Menanggapi hal ini, Ketua Gerakan Mahasiswa dan Pemuda (GEMPA) Muba, Nur Muhammad Ramadhan, menyampaikan keprihatinannya atas lemahnya respons pihak kepolisian dalam menindak pelaku ilegal drilling yang kerap menimbulkan kebakaran dan ancaman lingkungan serius.
“Saya prihatin terhadap kinerja APH yang berada di Kecamatan Keluang ini, karena seakan tidak peduli dan menutup mata ketika ada kebakaran akibat ilegal drilling yang sering terjadi. Tidak ada upaya untuk segera menutup aktivitas ini, malah dibiarkan saja,” ujar Ramadhan.
Lebih lanjut, Ramadhan menilai bahwa kebakaran yang terus berulang menjadi bukti nyata lemahnya kinerja Kapolsek Keluang dan Kapolres Musi Banyuasin beserta jajarannya. Menurutnya, tidak ada keberanian dan ketegasan dalam mengambil kebijakan untuk memberantas praktik ilegal drilling dan ilegal refinery yang beroperasi di wilayah hukum mereka.

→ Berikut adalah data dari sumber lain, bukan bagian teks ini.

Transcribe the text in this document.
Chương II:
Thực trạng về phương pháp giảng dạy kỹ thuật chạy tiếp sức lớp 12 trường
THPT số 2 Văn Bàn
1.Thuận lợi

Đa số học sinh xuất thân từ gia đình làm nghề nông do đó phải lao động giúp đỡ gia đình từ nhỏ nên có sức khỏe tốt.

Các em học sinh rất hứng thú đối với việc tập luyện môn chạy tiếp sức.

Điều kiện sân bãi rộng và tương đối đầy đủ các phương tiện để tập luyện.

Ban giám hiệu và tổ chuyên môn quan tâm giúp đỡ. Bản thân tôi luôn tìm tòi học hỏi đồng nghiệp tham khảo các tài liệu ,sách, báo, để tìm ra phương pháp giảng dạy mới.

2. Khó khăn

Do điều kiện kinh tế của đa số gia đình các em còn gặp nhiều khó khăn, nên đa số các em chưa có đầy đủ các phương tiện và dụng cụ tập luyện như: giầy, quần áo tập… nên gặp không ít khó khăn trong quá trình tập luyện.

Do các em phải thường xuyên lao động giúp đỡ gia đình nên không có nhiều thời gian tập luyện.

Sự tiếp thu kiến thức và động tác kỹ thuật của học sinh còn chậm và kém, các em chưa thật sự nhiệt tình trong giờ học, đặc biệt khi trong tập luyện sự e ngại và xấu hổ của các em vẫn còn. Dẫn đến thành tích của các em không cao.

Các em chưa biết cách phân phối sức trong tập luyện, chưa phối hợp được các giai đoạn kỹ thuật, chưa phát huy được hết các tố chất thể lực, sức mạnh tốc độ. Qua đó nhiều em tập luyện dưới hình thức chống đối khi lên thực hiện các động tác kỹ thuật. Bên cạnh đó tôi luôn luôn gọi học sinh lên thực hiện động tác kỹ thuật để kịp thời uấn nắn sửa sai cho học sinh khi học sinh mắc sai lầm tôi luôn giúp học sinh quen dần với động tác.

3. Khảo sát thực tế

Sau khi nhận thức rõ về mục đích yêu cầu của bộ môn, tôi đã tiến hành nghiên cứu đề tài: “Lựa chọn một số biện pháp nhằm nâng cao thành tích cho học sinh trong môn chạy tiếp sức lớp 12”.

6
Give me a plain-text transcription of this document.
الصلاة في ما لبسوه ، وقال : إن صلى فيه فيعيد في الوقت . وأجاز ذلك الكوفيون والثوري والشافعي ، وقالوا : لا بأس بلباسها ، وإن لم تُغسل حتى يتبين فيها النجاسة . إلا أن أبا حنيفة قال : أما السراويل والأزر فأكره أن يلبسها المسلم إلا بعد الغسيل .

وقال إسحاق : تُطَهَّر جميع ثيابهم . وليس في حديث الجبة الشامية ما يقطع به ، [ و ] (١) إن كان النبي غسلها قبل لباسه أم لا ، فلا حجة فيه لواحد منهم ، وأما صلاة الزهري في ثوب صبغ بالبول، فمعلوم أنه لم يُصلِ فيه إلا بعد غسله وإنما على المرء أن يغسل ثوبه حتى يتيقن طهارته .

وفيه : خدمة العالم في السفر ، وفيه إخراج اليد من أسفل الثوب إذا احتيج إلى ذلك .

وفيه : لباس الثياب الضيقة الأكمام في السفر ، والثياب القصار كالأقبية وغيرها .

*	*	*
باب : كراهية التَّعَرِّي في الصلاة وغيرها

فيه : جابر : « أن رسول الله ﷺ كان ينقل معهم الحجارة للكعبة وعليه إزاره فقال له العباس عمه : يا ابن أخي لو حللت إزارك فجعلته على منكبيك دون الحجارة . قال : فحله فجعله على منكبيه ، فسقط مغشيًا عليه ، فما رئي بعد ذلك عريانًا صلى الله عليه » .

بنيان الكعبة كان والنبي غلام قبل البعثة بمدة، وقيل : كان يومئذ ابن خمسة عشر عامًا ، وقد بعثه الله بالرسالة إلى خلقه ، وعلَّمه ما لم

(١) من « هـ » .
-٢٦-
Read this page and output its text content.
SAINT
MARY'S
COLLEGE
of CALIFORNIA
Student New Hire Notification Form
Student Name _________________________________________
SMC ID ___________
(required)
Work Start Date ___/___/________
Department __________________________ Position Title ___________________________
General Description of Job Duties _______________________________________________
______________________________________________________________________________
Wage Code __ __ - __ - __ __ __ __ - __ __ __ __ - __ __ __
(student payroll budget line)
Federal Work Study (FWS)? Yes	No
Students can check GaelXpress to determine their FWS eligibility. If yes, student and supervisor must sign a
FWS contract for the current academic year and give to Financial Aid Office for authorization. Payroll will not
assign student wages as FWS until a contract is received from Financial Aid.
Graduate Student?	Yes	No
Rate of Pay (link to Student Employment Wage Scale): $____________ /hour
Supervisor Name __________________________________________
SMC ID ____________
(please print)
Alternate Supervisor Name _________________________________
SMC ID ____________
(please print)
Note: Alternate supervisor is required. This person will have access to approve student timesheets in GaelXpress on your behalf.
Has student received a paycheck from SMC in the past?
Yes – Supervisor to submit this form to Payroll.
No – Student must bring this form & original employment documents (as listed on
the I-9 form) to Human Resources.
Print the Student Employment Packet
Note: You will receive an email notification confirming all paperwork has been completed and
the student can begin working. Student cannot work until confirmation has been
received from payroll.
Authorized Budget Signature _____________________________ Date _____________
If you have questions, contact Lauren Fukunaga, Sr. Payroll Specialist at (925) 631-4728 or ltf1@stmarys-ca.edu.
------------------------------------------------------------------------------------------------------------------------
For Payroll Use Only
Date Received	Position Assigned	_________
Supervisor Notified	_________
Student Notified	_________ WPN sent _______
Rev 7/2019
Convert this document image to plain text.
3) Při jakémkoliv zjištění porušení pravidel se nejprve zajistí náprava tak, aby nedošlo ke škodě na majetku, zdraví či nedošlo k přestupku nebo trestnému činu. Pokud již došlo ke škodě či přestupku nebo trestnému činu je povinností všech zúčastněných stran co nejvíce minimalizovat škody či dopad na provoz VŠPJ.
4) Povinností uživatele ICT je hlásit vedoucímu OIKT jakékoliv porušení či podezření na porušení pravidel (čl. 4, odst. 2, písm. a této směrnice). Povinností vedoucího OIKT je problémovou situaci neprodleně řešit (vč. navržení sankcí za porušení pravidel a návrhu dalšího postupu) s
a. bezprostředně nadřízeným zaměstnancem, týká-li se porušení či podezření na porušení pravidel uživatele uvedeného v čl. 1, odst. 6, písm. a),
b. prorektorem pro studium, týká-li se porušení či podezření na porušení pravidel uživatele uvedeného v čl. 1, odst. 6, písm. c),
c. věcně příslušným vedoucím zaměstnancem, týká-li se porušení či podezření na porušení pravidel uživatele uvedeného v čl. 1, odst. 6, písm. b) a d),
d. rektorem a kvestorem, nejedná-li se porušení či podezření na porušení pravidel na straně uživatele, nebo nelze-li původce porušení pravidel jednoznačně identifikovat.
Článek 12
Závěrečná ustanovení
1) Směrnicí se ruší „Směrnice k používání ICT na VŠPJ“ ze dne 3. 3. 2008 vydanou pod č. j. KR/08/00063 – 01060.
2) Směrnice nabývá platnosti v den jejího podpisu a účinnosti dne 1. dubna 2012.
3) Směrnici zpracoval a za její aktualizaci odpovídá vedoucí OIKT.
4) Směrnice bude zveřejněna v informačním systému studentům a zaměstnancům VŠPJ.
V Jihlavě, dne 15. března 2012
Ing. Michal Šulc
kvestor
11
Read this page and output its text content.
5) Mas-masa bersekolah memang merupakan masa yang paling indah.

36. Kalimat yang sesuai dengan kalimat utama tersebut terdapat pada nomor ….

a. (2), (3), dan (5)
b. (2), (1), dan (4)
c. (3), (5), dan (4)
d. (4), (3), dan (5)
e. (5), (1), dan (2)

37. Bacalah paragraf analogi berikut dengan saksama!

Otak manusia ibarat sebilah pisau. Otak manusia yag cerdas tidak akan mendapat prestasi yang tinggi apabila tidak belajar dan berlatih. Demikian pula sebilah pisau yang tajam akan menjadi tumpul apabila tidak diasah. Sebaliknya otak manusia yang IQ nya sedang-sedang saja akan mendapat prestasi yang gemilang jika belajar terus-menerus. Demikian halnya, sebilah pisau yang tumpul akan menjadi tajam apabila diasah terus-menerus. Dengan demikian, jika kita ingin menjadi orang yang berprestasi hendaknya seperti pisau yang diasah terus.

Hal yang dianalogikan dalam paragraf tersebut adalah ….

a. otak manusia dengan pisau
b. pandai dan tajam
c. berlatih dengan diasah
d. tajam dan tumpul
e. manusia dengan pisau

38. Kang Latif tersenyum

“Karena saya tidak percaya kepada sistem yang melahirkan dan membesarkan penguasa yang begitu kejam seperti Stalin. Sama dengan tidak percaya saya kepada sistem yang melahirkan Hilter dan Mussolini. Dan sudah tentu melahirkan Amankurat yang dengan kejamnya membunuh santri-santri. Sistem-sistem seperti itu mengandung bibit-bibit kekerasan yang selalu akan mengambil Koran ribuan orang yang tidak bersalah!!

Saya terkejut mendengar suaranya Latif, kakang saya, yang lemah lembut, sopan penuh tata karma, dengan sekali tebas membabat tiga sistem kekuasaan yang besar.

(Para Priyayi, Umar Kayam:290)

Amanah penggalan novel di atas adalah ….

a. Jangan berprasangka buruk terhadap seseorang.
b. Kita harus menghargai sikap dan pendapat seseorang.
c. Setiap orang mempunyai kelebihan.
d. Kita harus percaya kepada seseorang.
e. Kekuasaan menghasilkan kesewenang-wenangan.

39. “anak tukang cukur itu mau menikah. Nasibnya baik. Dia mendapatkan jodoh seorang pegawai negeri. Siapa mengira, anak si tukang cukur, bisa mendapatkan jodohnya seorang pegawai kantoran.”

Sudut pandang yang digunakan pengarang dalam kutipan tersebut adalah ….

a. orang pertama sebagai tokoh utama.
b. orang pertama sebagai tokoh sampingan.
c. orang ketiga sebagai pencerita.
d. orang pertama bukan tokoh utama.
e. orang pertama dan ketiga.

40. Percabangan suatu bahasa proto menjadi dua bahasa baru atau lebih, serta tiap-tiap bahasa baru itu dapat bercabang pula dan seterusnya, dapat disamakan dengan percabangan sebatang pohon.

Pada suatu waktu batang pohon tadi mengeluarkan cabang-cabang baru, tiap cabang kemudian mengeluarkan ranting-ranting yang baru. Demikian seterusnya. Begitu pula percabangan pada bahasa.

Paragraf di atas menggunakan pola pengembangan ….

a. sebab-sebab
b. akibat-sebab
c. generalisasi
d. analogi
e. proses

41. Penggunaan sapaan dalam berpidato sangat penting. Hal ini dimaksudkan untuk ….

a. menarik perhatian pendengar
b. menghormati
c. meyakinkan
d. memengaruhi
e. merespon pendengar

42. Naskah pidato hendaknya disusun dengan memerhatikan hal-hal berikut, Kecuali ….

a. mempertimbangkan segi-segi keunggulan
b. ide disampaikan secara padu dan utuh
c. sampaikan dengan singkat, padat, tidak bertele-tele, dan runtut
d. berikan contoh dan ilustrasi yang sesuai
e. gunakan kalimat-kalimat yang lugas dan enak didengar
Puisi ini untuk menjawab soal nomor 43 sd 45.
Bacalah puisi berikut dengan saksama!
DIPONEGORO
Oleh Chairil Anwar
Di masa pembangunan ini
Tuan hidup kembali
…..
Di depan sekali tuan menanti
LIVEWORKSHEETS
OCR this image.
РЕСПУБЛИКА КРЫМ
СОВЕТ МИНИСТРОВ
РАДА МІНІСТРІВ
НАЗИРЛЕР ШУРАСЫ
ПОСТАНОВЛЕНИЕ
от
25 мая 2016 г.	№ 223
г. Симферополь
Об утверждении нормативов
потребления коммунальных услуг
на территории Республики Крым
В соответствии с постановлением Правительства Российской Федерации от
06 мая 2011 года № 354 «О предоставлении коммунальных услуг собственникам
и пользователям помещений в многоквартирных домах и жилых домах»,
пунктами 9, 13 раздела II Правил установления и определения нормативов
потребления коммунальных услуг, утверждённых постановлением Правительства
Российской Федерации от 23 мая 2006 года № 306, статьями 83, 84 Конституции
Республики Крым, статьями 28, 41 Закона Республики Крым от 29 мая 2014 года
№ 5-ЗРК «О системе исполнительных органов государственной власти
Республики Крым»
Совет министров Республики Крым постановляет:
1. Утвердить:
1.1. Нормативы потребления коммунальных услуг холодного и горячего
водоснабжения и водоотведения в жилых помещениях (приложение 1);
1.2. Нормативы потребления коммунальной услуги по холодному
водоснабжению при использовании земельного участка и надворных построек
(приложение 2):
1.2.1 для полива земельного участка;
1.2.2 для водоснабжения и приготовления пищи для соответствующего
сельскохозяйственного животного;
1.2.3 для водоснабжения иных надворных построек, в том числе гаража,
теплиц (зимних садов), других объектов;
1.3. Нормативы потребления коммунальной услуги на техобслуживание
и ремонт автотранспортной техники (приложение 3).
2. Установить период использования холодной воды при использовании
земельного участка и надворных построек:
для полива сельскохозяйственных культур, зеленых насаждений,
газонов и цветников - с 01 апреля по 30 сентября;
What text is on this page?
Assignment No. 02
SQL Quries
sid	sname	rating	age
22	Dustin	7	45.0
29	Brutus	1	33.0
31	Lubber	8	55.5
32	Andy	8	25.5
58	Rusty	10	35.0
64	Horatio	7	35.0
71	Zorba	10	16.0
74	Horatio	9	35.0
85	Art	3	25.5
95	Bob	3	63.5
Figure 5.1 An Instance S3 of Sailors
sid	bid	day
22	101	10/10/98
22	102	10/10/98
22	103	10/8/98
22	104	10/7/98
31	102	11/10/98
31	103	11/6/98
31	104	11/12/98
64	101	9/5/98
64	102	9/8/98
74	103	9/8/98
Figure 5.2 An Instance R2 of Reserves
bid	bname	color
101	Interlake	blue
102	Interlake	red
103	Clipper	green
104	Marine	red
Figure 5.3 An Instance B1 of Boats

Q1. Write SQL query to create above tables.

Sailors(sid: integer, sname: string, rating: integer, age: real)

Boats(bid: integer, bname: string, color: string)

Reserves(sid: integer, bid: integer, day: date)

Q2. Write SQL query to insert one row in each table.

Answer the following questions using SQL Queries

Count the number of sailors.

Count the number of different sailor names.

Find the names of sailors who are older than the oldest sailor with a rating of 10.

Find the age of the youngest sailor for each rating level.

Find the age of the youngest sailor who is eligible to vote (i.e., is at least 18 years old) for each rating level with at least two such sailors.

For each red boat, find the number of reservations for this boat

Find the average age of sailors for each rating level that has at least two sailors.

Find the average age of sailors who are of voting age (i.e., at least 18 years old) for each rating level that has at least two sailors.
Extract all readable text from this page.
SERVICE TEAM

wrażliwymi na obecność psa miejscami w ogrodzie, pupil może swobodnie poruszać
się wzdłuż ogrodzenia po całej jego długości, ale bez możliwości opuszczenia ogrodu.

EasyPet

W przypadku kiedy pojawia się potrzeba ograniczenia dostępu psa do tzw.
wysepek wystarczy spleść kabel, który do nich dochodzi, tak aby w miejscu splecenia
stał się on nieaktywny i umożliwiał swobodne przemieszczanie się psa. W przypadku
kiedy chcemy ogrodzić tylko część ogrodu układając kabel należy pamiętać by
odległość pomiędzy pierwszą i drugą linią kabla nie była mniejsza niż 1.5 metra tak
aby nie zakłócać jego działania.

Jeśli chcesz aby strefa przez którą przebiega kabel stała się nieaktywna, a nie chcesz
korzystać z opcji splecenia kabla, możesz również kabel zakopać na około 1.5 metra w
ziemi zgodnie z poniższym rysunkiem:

“Seharusnya Polsek Keluang bersama Polres Musi Banyuasin mengambil langkah tegas menutup aktivitas ilegal drilling dan ilegal refinery agar kebakaran sumur minyak tidak terus terulang. Ini menunjukkan buruknya kinerja aparat yang seolah-olah membiarkan praktik tersebut,” tegasnya.
Ramadhan juga menyayangkan sikap pasif aparat penegak hukum setempat, terutama Kapolsek Keluang, yang menurutnya tidak mampu menjalankan fungsi penegakan hukum di wilayahnya secara optimal.
Secara hukum, pelaku ilegal drilling dapat dijerat dengan Pasal 52 UU No. 22 Tahun 2001 tentang Minyak dan Gas Bumi (Migas) yang telah diubah melalui UU Cipta Kerja (UU No. 6 Tahun 2023), dengan ancaman pidana penjara maksimal enam tahun dan denda hingga Rp60 miliar. Selain itu, pelaku juga dapat dijerat Pasal 55 ayat (1) ke-1 KUHP jika dilakukan secara bersama-sama. Bila kegiatan tersebut mengakibatkan kerusakan lingkungan, pelaku bisa dijerat Pasal 53 UU Cipta Kerja, dengan ancaman penjara maksimal lima tahun atau denda hingga Rp50 miliar.
Sebagai bentuk keseriusan, Ketua GEMPA Muba menegaskan akan melaporkan dan meneruskan insiden ini kepada Kapolda Sumatera Selatan hingga ke Mabes Polri, agar mendapatkan perhatian dan tindakan nyata dari aparat di tingkat yang lebih tinggi.
“Kami akan terus mendorong penegakan hukum atas kasus ini agar tidak terus memakan korban dan merusak lingkungan. Ini sudah darurat,” pungkas Ramadhan.